Innovative Bispecific Nanobody Targeting NT5E and ENTPD1 for Pancreas Cancer Immunotherapy
VHH-P450 is a fully humanized nanobody-based therapeutic candidate currently in biological testing, developed for the treatment of pancreas cancer. This bispecific antibody fusion construct targets both 5'-nucleotidase ecto (NT5E) and ectonucleoside triphosphate diphosphohydrolase 1 (ENTPD1), two immunoregulatory ectoenzymes with established roles in tumor immune escape. Designed to precisely modulate the tumor microenvironment by simultaneously inhibiting these key immune checkpoints, VHH-P450 seeks to unlock new therapeutic avenues for patients with limited options. The molecule’s unique bispecific configuration is anticipated to enhance anti-tumor immune responses in the pancreatic cancer setting.
| Candidate | VHH-P450 |
| Target | 5'-nucleotidase ecto (NT5E) ectonucleoside triphosphate diphosphohydrolase 1 (ENTPD1) |
| Modality | humanized bispecific VHH |
| Indication | Pancreas Cancer |
Licensing Opportunity
VHH-P450 is now open for out-licensing and collaborative development opportunities. Partners are invited to engage and accelerate the advancement of this promising bispecific nanobody program for unmet needs in pancreas cancer.

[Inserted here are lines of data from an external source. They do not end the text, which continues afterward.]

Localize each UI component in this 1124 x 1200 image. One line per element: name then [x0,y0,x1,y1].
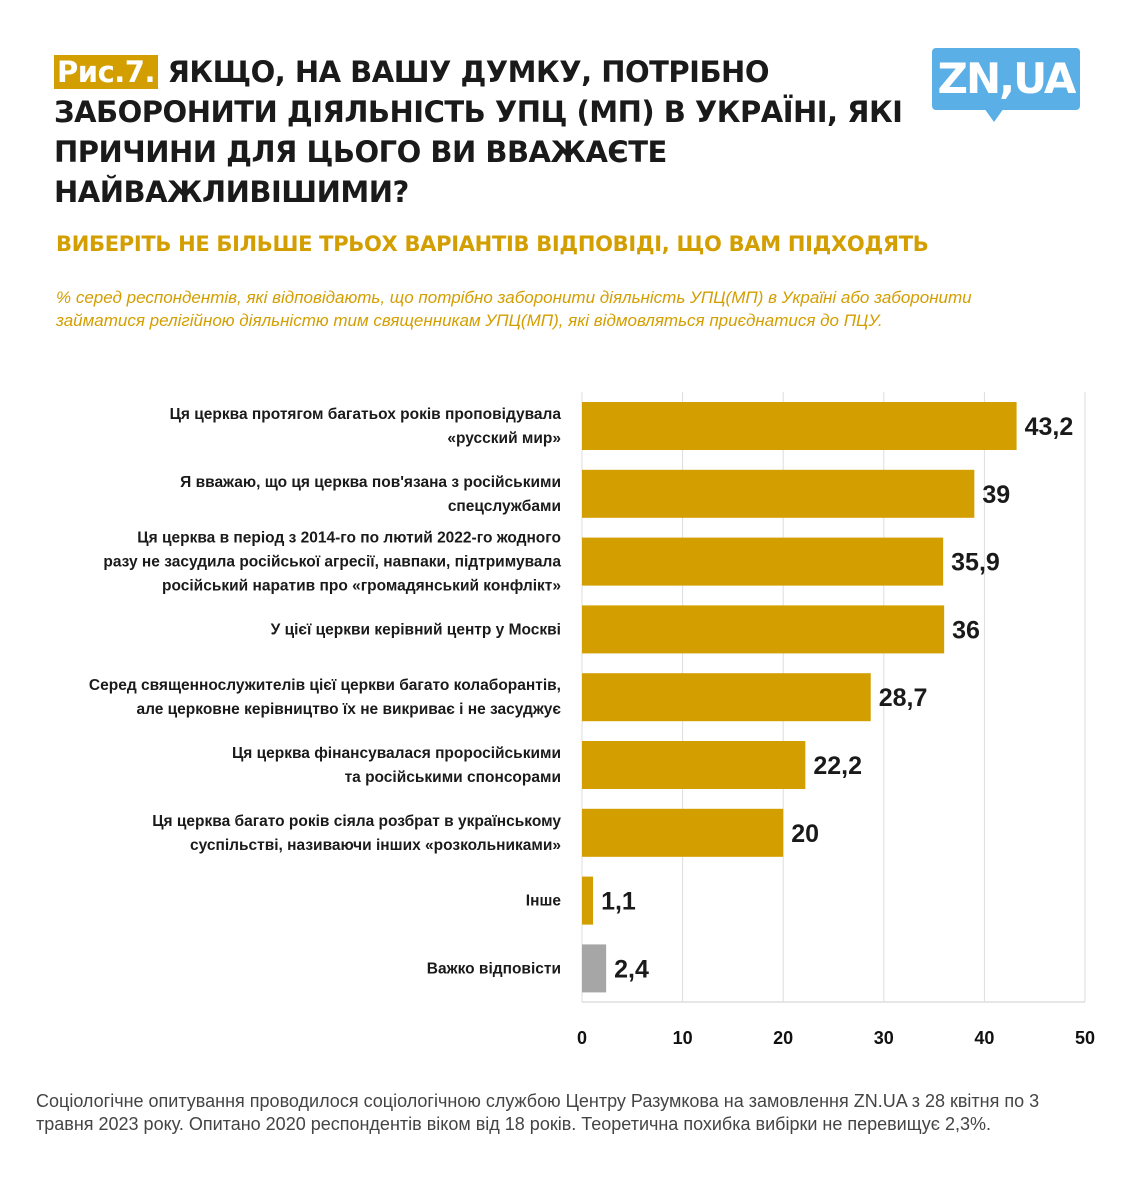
category-label: Інше [526,893,562,910]
category-label: У цієї церкви керівний центр у Москві [271,621,561,638]
x-tick-label: 40 [974,1028,994,1048]
bar [582,605,945,654]
data-label: 28,7 [879,684,928,712]
x-tick-label: 0 [577,1028,587,1048]
bar [582,537,944,586]
bar [582,673,871,722]
data-label: 36 [952,616,980,644]
category-label: але церковне керівництво їх не викриває … [136,701,561,718]
category-label: Ця церква багато років сіяла розбрат в у… [152,813,561,830]
x-tick-label: 20 [773,1028,793,1048]
category-label: Я вважаю, що ця церква пов'язана з росій… [180,474,561,491]
category-label: Ця церква протягом багатьох років пропов… [170,406,562,423]
bar-chart: 0 10 20 30 40 50 43,2 Ця церква протягом багать… [89,392,1095,1048]
data-label: 20 [791,820,819,848]
chart-title: Рис.7. ЯКЩО, НА ВАШУ ДУМКУ, ПОТРІБНО ЗАБ… [54,52,914,212]
category-label: спецслужбами [448,498,561,515]
title-text: ЯКЩО, НА ВАШУ ДУМКУ, ПОТРІБНО ЗАБОРОНИТИ… [54,55,903,209]
subtitle: ВИБЕРІТЬ НЕ БІЛЬШЕ ТРЬОХ ВАРІАНТІВ ВІДПО… [56,232,929,256]
category-label: Важко відповісти [427,960,561,977]
bar [582,741,806,789]
note: % серед респондентів, які відповідають, … [56,288,972,330]
figure-label: Рис.7. [54,55,158,89]
x-tick-label: 50 [1075,1028,1095,1048]
category-label: російський наратив про «громадянський ко… [162,578,561,595]
bar [582,808,784,857]
data-label: 2,4 [614,955,649,983]
data-label: 39 [982,481,1010,509]
footer-note: Соціологічне опитування проводилося соці… [36,1091,1040,1134]
category-label: «русский мир» [447,430,561,447]
bar [582,944,607,993]
x-tick-label: 10 [673,1028,693,1048]
data-label: 1,1 [601,888,636,916]
data-label: 35,9 [951,549,1000,577]
category-label: разу не засудила російської агресії, нав… [103,554,561,571]
data-label: 43,2 [1025,413,1074,441]
category-label: Серед священнослужителів цієї церкви баг… [89,677,561,694]
category-label: та російськими спонсорами [345,769,561,786]
bar [582,402,1017,450]
category-label: Ця церква в період з 2014-го по лютий 20… [137,530,561,547]
category-label: суспільстві, називаючи інших «розкольник… [190,837,561,854]
category-label: Ця церква фінансувалася проросійськими [232,745,561,762]
bar [582,469,975,518]
data-label: 22,2 [813,752,862,780]
bar [582,876,594,925]
zn-ua-logo: ZN,UA [932,48,1080,122]
x-tick-label: 30 [874,1028,894,1048]
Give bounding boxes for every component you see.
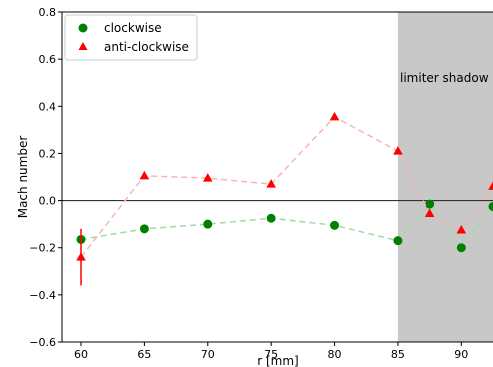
data-point-anti-clockwise <box>139 170 150 180</box>
data-point-anti-clockwise <box>202 173 213 182</box>
y-axis-label: Mach number <box>16 136 30 219</box>
y-tick-label: −0.4 <box>29 289 56 302</box>
data-point-clockwise <box>139 224 149 234</box>
shaded-region <box>397 12 493 342</box>
x-axis-label: r [mm] <box>257 354 299 367</box>
y-tick-label: 0.2 <box>39 147 57 160</box>
x-tick-label: 65 <box>137 348 151 361</box>
y-tick-label: 0.4 <box>39 100 57 113</box>
data-point-clockwise <box>330 220 340 230</box>
x-tick-label: 75 <box>264 348 278 361</box>
legend-marker-clockwise <box>78 23 88 33</box>
data-point-anti-clockwise <box>76 252 86 261</box>
legend-frame <box>64 14 198 61</box>
y-tick-label: 0.6 <box>39 53 57 66</box>
y-tick-label: 0.8 <box>39 6 57 19</box>
data-point-clockwise <box>393 236 403 246</box>
legend: clockwise anti-clockwise <box>64 14 198 61</box>
shaded-region-label: limiter shadow <box>400 71 489 85</box>
data-point-anti-clockwise <box>488 181 493 190</box>
x-tick-label: 85 <box>391 348 405 361</box>
x-tick-label: 60 <box>74 348 88 361</box>
data-point-anti-clockwise <box>329 111 340 121</box>
y-tick-label: −0.6 <box>29 336 56 349</box>
x-tick-label: 80 <box>328 348 342 361</box>
data-point-clockwise <box>266 213 276 223</box>
x-tick-label: 70 <box>201 348 215 361</box>
data-point-anti-clockwise <box>424 208 435 218</box>
legend-label-anti-clockwise: anti-clockwise <box>104 40 189 54</box>
data-point-clockwise <box>488 201 493 211</box>
x-tick-label: 90 <box>454 348 468 361</box>
data-point-anti-clockwise <box>266 179 276 188</box>
legend-marker-anti-clockwise <box>78 42 88 50</box>
y-tick-label: −0.2 <box>29 242 56 255</box>
data-point-anti-clockwise <box>456 225 467 234</box>
y-tick-label: 0.0 <box>39 195 57 208</box>
data-point-clockwise <box>456 243 466 253</box>
legend-label-clockwise: clockwise <box>104 21 162 35</box>
data-point-clockwise <box>203 219 213 229</box>
data-point-anti-clockwise <box>393 146 403 155</box>
data-point-clockwise <box>425 199 435 209</box>
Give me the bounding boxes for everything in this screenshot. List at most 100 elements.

Contact UsDevelopment Phase
| Program | Research | Preclinical | Phase 1 |
|---|---|---|---|
| VHH-P450 |
Modality
VHH-P450 utilizes a bispecific antibody fusion modality, comprising an anti-CD39 single domain antibody (nanobody) fused to the N-terminus of both heavy chains of an anti-CD73 IgG backbone. This format leverages the advantageous properties of nanobodies, including small molecular size and enhanced tissue penetration, combined with the effector functions and half-life extension typical of IgG molecules. Manufactured in Chinese hamster ovary cells to ensure clinical-grade quality, the design promotes dual checkpoint blockade. The structural attributes of the construct can facilitate deep tumor infiltration and robust target engagement within the pancreatic tumor microenvironment, offering a promising approach for challenging solid tumors such as pancreas cancer.
Target
NT5E and ENTPD1 are cell surface ectoenzymes serving as pivotal immunoregulatory mediators. NT5E, also referred to as CD73, functions in the hydrolysis of extracellular AMP to adenosine, while ENTPD1, also known as CD39, catalyzes the conversion of extracellular ATP and ADP to AMP. Both NT5E and ENTPD1 are highly expressed on numerous immune and tumor cells within the pancreas cancer microenvironment, contributing to immunosuppression via adenosine accumulation. Targeting NT5E and ENTPD1 is scientifically rational for pancreas cancer, as both enzymes foster tumor growth and hinder anti-tumor immunity. By focusing on NT5E and ENTPD1, VHH-P450 presents a compelling asset for strategic immune modulation and next-generation oncology therapeutics.
Mechanism of Action
VHH-P450 exerts its therapeutic effect through dual inhibition of NT5E and ENTPD1, two enzymes critical to adenosine-mediated immunosuppression. The anti-CD39 single domain antibody component selectively blocks ENTPD1 activity, reducing extracellular AMP production, while the anti-CD73 IgG component interferes with NT5E, limiting the conversion of AMP to immunosuppressive adenosine. This bispecific blockade interrupts a central immune checkpoint axis exploited by tumors, thereby enhancing anti-tumor immune responses. Furthermore, the nanobody platform employed by VHH-P450 offers future opportunities for modality expansion, including the development of next-generation antibody-drug conjugates or multi-specific constructs for additional oncology applications.
Pancreas Cancer
Pancreas cancer is among the most lethal forms of cancer globally, distinguished by poor prognosis and high mortality rates. It is often diagnosed at an advanced stage due to subtle early symptoms and lack of effective screening methods. The mainstay treatments currently include surgical resection, chemotherapy, and, for select cases, radiotherapy and immunotherapy. Despite these approaches, five-year survival rates remain low, largely due to aggressive tumor biology and resistance to conventional therapies. There is a critical need for innovative therapies that specifically address immune evasion in the pancreas cancer microenvironment. VHH-P450, by targeting NT5E and ENTPD1, has the potential to overcome significant barriers associated with immunosuppression, providing new hope for improved clinical outcomes in this challenging disease.